Historia de un veterano: el cine de Juan José Campanella

Juan José Campanella
Nacido el 19 de julio de 1959 en la ciudad de Buenos Aires, Juan José Campanella es probablemente uno de los nombres más famosos del panorama cinematográfico argentino, ejerciendo mayoritariamente como director y guionista, pero también como productor, montador y hasta como localizador de escenarios. Tempranamente atraído por las artes y la cultura, Campanella ha alternado a lo largo de su carrera sus trabajos para el cine con otros para el medio televisivo, tanto dentro de las fronteras de su país como en otros ajenos, como los EE.UU.
Su primera incursión como director se produjo en 1979, con el mediometraje Prioridad nacional, en la que también aparecía como intérprete. Tres años después, y ya como director, guionista, productor, actor y montador, encaraba Victoria 392, filmada en formato super 8 y sin estreno hasta 1984. Ya en 1991, Campanella dio el salto a los EE.UU. para dirigir una película de bajo presupuesto con el sonoro título original de The boy who cried bitch (traducido como El niño que gritó puta en los países de habla hispana), de estreno limitado en salas estadounidenses. Esta reputada película sobre un niño psicológicamente trastornado, y muy peligroso para los que le rodean, sirvió a Campanella como carta de presentación en las procelosas aguas del mercado cinematográfico internacional que lo auparía al estrellato años después, abriéndole la puerta además a la televisión estadounidense.

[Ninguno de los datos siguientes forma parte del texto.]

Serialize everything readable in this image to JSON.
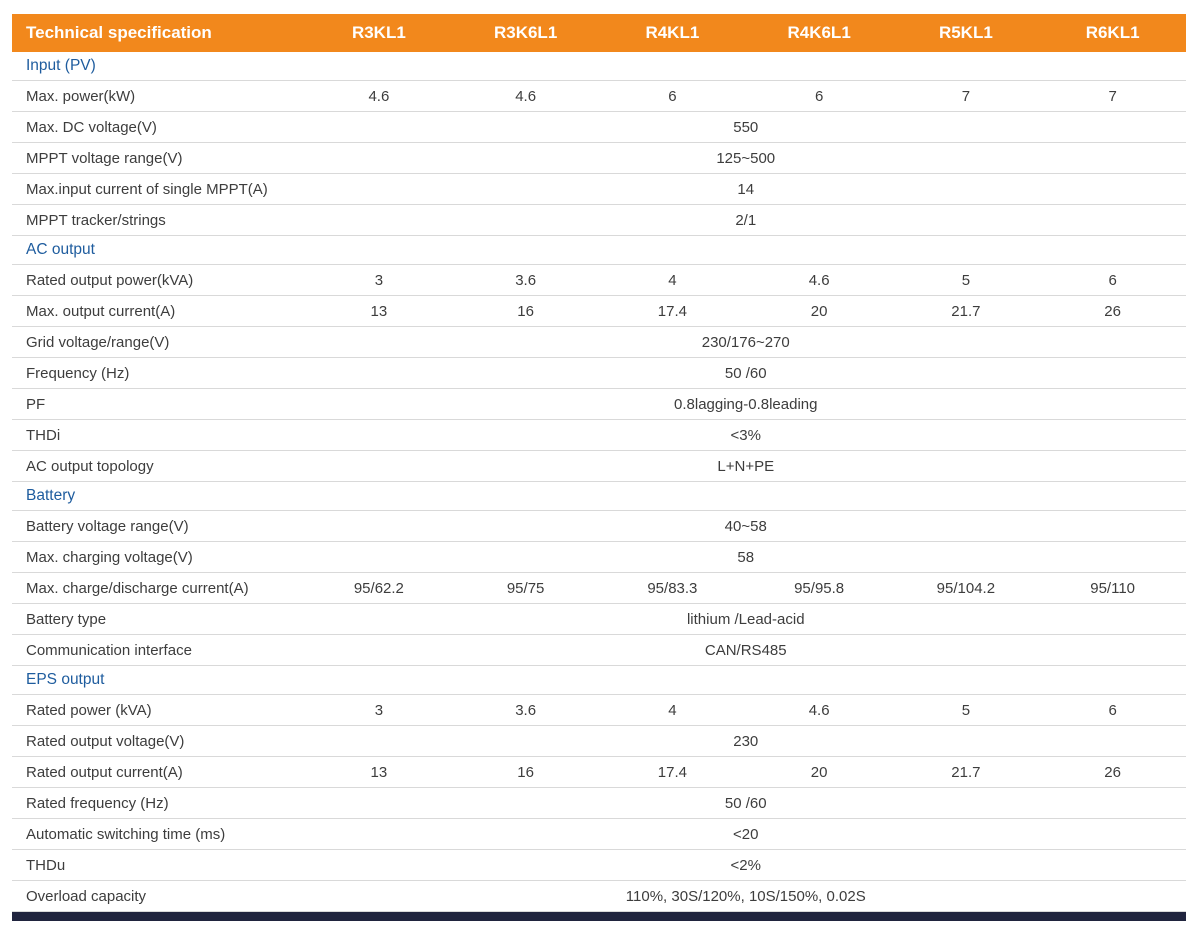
{
  "table": {
    "title": "Technical specification",
    "models": [
      "R3KL1",
      "R3K6L1",
      "R4KL1",
      "R4K6L1",
      "R5KL1",
      "R6KL1"
    ],
    "sections": [
      {
        "title": "Input (PV)",
        "rows": [
          {
            "label": "Max. power(kW)",
            "values": [
              "4.6",
              "4.6",
              "6",
              "6",
              "7",
              "7"
            ]
          },
          {
            "label": "Max. DC voltage(V)",
            "merged": "550"
          },
          {
            "label": "MPPT voltage range(V)",
            "merged": "125~500"
          },
          {
            "label": "Max.input current of single MPPT(A)",
            "merged": "14"
          },
          {
            "label": "MPPT tracker/strings",
            "merged": "2/1"
          }
        ]
      },
      {
        "title": "AC output",
        "rows": [
          {
            "label": "Rated output power(kVA)",
            "values": [
              "3",
              "3.6",
              "4",
              "4.6",
              "5",
              "6"
            ]
          },
          {
            "label": "Max. output current(A)",
            "values": [
              "13",
              "16",
              "17.4",
              "20",
              "21.7",
              "26"
            ]
          },
          {
            "label": "Grid voltage/range(V)",
            "merged": "230/176~270"
          },
          {
            "label": "Frequency (Hz)",
            "merged": "50 /60"
          },
          {
            "label": "PF",
            "merged": "0.8lagging-0.8leading"
          },
          {
            "label": "THDi",
            "merged": "<3%"
          },
          {
            "label": "AC output topology",
            "merged": "L+N+PE"
          }
        ]
      },
      {
        "title": "Battery",
        "rows": [
          {
            "label": "Battery voltage range(V)",
            "merged": "40~58"
          },
          {
            "label": "Max. charging voltage(V)",
            "merged": "58"
          },
          {
            "label": "Max. charge/discharge current(A)",
            "values": [
              "95/62.2",
              "95/75",
              "95/83.3",
              "95/95.8",
              "95/104.2",
              "95/110"
            ]
          },
          {
            "label": "Battery type",
            "merged": "lithium /Lead-acid"
          },
          {
            "label": "Communication interface",
            "merged": "CAN/RS485"
          }
        ]
      },
      {
        "title": "EPS output",
        "rows": [
          {
            "label": "Rated power (kVA)",
            "values": [
              "3",
              "3.6",
              "4",
              "4.6",
              "5",
              "6"
            ]
          },
          {
            "label": "Rated output voltage(V)",
            "merged": "230"
          },
          {
            "label": "Rated output current(A)",
            "values": [
              "13",
              "16",
              "17.4",
              "20",
              "21.7",
              "26"
            ]
          },
          {
            "label": "Rated frequency (Hz)",
            "merged": "50 /60"
          },
          {
            "label": "Automatic switching time (ms)",
            "merged": "<20"
          },
          {
            "label": "THDu",
            "merged": "<2%"
          },
          {
            "label": "Overload capacity",
            "merged": "110%, 30S/120%, 10S/150%, 0.02S"
          }
        ]
      }
    ]
  },
  "colors": {
    "header_bg": "#F2881C",
    "header_text": "#FFFFFF",
    "section_text": "#1E5C9E",
    "body_text": "#3D3D3D",
    "row_border": "#D9D9D9",
    "footer_bar": "#20243E"
  }
}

Tras el estreno de El niño que gritó puta, Campanella dirigió seis episodios de la serie televisiva Lifestories: Families in crisis entre 1992 y 1996, uno de CBS Schoolbreak Special en 1995, dos para Remember WENN en 1996 para, un año después, dirigir un nuevo largometraje en suelo estadounidense que sin embargo contó con el protagonismo de la actriz española Aitana Sánchez Gijón: …Y llegó el amor (Love walked in). Dos años después de rodar este filme en blanco y negro enmarcado en el género noir, Campanella regresó a su Argentina natal para rodar el guión propio El mismo amor, la misma lluvia. Primera coproducción argentino estadounidense de su carrera, El mismo amor la misma lluvia se convirtió también en la primera de sus por ahora tres colaboraciones con uno de los actores argentinos de mayor renombre internacional, si no el que más: Ricardo Darín.
Junto a él, Campanella rodaría su siguiente película, una producción argentina que se convirtió en el buque insignia de su carrera: El hijo de la novia. Estrenada en el 2001 en Argentina y España, donde fue vista por 1.594.843 y 1.575.495 espectadores respectivamente, El hijo de la novia se convirtió en la primera película de Campanella en estar nominada al Oscar a la mejor película de habla no inglesa, se hizo con Gran Premio Especial del Jurado en el Festival de Montreal y fue nominada a la Mejor Película en los Premios Forqué. Durante los dos años posteriores, se estrenó en Brasil y México, donde aguantó la friolera de 245 semanas en salas, mientras el futuro realizador de El cuento de las comadrejas se unía a la teleserie Culpables en calidad de guionista, escribiendo un total de 34 episodios. Una prudente retirada al campo de la escritura que terminó en 2004, cuando Darín y Campanella volvieron a reunirse para el rodaje de Luna de Avellaneda, una nueva producción argentina que superó en este país los envidiables resultados en taquilla de El hijo de la novia, llevando a 1.029.334 espectadores a las salas. En el resto de países iberoamericanos en los que se estrenó, los resultados fueron desiguales: 348.019 espectadores en España y 29.691 y 100.265 euros recaudados en Chile y Brasil, respectivamente. Dos años después, el realizador llevo a cabo su más célebre y reputada incursión en el medio televisivo con Vientos de agua, serie para la que dirigió doce de sus trece capítulos, todos ellos escritos por él.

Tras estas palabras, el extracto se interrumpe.